I think there is a big move brewing in the U.S. Treasury Bond Market. US Interest Rates have gotten crushed along with rates all over the world. It’s not just a U.S. thing, but a global phenomenon.
Here is the chart of Interest Rates around the world collapsing since the 4th quarter last year:
Click On Charts To Zoom In
Here is a closer look at the U.S. 10-year Yield. Last time yields were down here they quickly rose from 2% up to 3.25%, not a move to ignore:
Currently the 10-year is just under 2.07% which represents the 61.8% retracement of the entire 2016-2018 move. With that bullish momentum divergence on the recent lows and prior history at these levels from September 2017, I think the squeeze is on if we’re above 2.07%.

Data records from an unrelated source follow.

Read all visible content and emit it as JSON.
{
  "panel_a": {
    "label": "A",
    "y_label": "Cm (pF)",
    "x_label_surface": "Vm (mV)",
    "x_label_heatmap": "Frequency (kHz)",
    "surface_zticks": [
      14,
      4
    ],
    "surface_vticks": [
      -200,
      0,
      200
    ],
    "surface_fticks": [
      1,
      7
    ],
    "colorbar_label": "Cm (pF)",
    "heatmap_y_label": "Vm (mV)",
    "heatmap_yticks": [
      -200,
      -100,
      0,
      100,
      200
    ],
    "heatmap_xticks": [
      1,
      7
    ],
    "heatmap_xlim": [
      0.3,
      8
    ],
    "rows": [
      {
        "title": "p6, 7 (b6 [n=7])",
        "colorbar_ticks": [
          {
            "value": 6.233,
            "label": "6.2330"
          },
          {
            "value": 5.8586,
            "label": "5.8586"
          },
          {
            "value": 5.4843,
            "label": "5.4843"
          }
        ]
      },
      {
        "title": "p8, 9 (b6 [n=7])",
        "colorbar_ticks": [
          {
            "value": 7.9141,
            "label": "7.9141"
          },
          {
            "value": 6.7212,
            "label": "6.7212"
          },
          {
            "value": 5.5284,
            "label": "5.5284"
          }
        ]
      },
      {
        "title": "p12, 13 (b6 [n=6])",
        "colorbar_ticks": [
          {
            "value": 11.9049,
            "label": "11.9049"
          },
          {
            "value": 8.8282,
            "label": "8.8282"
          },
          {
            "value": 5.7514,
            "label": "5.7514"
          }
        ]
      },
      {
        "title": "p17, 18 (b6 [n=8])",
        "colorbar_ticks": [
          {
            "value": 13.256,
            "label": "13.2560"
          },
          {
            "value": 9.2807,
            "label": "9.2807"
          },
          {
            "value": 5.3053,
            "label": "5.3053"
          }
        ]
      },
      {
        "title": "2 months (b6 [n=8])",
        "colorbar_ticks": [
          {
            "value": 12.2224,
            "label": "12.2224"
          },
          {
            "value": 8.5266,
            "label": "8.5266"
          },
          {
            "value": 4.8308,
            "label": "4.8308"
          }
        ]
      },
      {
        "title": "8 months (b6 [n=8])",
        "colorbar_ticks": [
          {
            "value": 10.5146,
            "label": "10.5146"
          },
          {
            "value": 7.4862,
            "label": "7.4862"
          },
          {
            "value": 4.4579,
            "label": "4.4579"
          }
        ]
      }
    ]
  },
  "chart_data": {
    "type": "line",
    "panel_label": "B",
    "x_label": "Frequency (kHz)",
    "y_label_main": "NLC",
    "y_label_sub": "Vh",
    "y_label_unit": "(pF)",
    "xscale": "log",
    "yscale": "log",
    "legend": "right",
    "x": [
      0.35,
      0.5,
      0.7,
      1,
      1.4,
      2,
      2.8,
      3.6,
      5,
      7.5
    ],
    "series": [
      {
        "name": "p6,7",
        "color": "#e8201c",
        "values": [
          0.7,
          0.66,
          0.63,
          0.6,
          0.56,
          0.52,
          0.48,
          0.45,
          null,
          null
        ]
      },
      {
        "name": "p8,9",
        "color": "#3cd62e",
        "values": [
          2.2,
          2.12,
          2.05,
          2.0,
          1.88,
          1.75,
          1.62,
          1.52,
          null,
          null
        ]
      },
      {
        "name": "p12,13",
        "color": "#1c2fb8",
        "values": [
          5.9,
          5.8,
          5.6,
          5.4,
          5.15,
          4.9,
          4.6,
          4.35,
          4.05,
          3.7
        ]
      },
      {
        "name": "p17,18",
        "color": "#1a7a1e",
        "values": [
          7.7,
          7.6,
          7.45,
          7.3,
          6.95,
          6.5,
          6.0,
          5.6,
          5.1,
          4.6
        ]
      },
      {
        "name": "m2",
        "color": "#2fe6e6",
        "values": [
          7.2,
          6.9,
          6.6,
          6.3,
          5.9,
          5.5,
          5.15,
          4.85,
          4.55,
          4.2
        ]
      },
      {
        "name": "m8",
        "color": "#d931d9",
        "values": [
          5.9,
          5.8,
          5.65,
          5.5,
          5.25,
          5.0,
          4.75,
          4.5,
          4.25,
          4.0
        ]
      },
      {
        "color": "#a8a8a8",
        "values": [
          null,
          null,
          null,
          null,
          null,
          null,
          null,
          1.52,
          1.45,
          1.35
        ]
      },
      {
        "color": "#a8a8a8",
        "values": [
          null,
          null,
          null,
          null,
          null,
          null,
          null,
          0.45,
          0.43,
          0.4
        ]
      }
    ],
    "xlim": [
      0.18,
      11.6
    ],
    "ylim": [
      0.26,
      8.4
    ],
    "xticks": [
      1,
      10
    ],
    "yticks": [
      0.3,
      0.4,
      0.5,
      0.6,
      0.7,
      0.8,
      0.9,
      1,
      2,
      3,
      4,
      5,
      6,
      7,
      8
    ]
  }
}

Let’s flip that chart upside down and look at the actual bond prices. Here is the most liquid ETF $TLT, which represents the 20+ year Bond. The way I see it, if we’re below 131.50, we want to short the hell out of bonds:
This is a similar picture to the 10-year yield above. We potentially exceeded this key retracement level temporarily to only fail and collapse.
I’ve seen this story play out before. The risk is very well-defined, considering this thesis is only valid if the 10-year is above 2.07% and $TLT is below 131.50. The unwind from this move is likely to be violent and we want to take advantage.
How many people do you know are trying to short bonds here? I just keep seeing the twitterati talk about the fed and rate cuts. I’m looking to take the other side.
Also, think about what stocks are doing in an environment where rates are ripping and bonds are getting killed. I’d argue stocks are doing well in that scenario.